Pour prévenir la pénurie de maïs, le gouvernement de la province du Haut-Katanga, située dans le sud de la RDC, s’est associé à André Komba, un homme d’affaires de Lubumbashi. Une commande de 500 000 tonnes de maïs a été passée en Tanzanie. Selon Jacques Kyabula Katwe, gouverneur du Haut-Katanga, cela vise à soulager la population.
« Nous avons soutenu une entreprise congolaise qui s’efforce de trouver des solutions aux problèmes de nos populations concernant le maïs, et cela s’inscrit dans notre politique en tant que gouvernement provincial du Haut-Katanga. » Actuellement, la commande de 500 000 tonnes de maïs reste cependant bloquée en Zambie.
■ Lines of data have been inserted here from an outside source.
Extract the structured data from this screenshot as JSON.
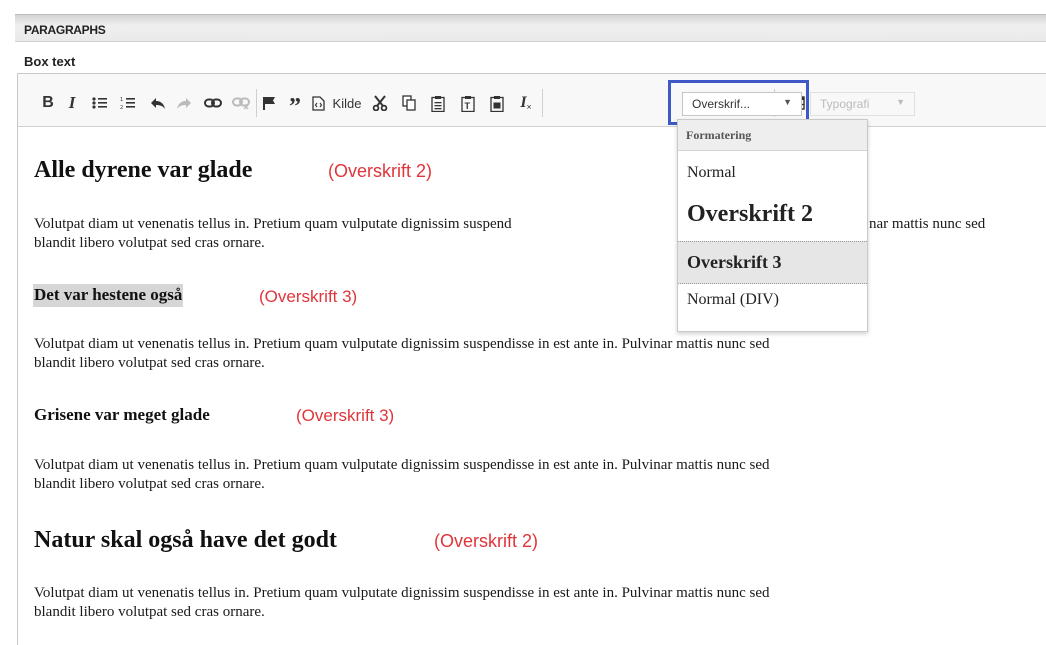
{
  "section": {
    "title": "PARAGRAPHS"
  },
  "field": {
    "label": "Box text"
  },
  "toolbar": {
    "bold": "B",
    "italic": "I",
    "source_label": "Kilde",
    "format_combo": "Overskrif...",
    "style_combo": "Typografi"
  },
  "dropdown": {
    "header": "Formatering",
    "items": [
      "Normal",
      "Overskrift 2",
      "Overskrift 3",
      "Normal (DIV)"
    ]
  },
  "content": {
    "blocks": [
      {
        "heading": "Alle dyrene var glade",
        "note": "(Overskrift 2)"
      },
      {
        "paragraph_line1": "Volutpat diam ut venenatis tellus in. Pretium quam vulputate dignissim suspend",
        "paragraph_line1_end": "nar mattis nunc sed",
        "paragraph_line2": "blandit libero volutpat sed cras ornare."
      },
      {
        "heading": "Det var hestene også",
        "note": "(Overskrift 3)"
      },
      {
        "paragraph_line1": "Volutpat diam ut venenatis tellus in. Pretium quam vulputate dignissim suspendisse in est ante in. Pulvinar mattis nunc sed",
        "paragraph_line2": "blandit libero volutpat sed cras ornare."
      },
      {
        "heading": "Grisene var meget glade",
        "note": "(Overskrift 3)"
      },
      {
        "paragraph_line1": "Volutpat diam ut venenatis tellus in. Pretium quam vulputate dignissim suspendisse in est ante in. Pulvinar mattis nunc sed",
        "paragraph_line2": "blandit libero volutpat sed cras ornare."
      },
      {
        "heading": "Natur skal også have det godt",
        "note": "(Overskrift 2)"
      },
      {
        "paragraph_line1": "Volutpat diam ut venenatis tellus in. Pretium quam vulputate dignissim suspendisse in est ante in. Pulvinar mattis nunc sed",
        "paragraph_line2": "blandit libero volutpat sed cras ornare."
      }
    ]
  },
  "colors": {
    "highlight_border": "#3f58c8",
    "annotation_red": "#e0353a"
  }
}
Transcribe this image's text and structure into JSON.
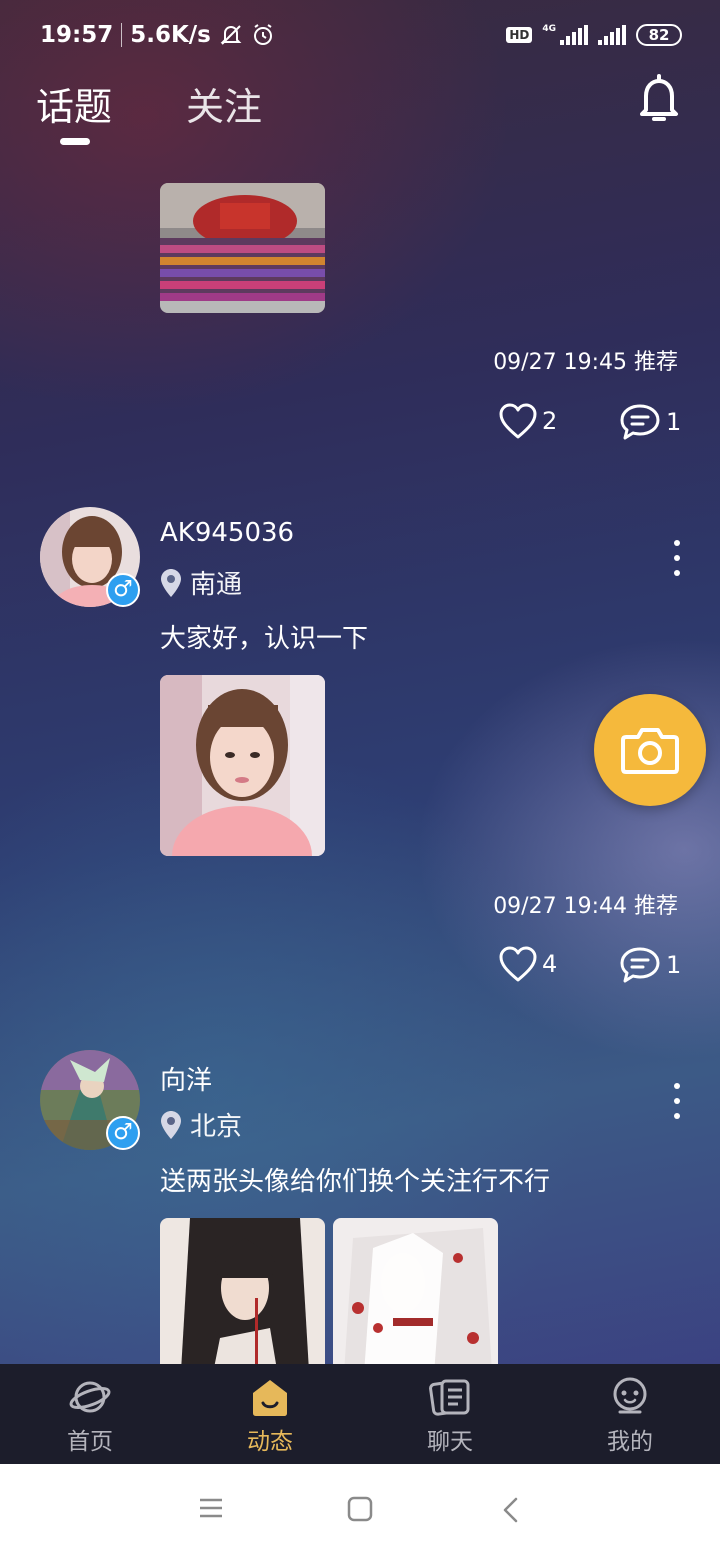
{
  "status_bar": {
    "time": "19:57",
    "speed": "5.6K/s",
    "hd": "HD",
    "network": "4G",
    "battery": "82"
  },
  "tabs": [
    {
      "label": "话题",
      "active": true
    },
    {
      "label": "关注",
      "active": false
    }
  ],
  "posts": [
    {
      "timestamp": "09/27 19:45",
      "tag": "推荐",
      "likes": "2",
      "comments": "1"
    },
    {
      "username": "AK945036",
      "location": "南通",
      "text": "大家好，认识一下",
      "timestamp": "09/27 19:44",
      "tag": "推荐",
      "likes": "4",
      "comments": "1"
    },
    {
      "username": "向洋",
      "location": "北京",
      "text": "送两张头像给你们换个关注行不行"
    }
  ],
  "gender_symbol": "♂",
  "bottom_nav": [
    {
      "label": "首页",
      "icon": "planet-icon",
      "active": false
    },
    {
      "label": "动态",
      "icon": "moments-icon",
      "active": true
    },
    {
      "label": "聊天",
      "icon": "chat-cards-icon",
      "active": false
    },
    {
      "label": "我的",
      "icon": "profile-face-icon",
      "active": false
    }
  ],
  "colors": {
    "accent": "#f5b93c",
    "nav_active": "#e6b85a",
    "gender_male": "#2e9ff0",
    "nav_bg": "#1c1d2b"
  }
}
Pour résoudre la situation, le gouverneur Jacques Kyabula a rencontré le consul général de la Zambie en poste à Lubumbashi. Des sources proches du gouvernement indiquent qu’il s’agissait d’aplanir les divergences entre les deux parties concernant les frais de transit à payer par la partie congolaise.
Le professeur Ditend Yav, économiste et agriculteur, a connu une saison difficile. Le rendement de cette année est loin des récoltes précédentes, où il produisait en moyenne quatre tonnes de maïs par hectare.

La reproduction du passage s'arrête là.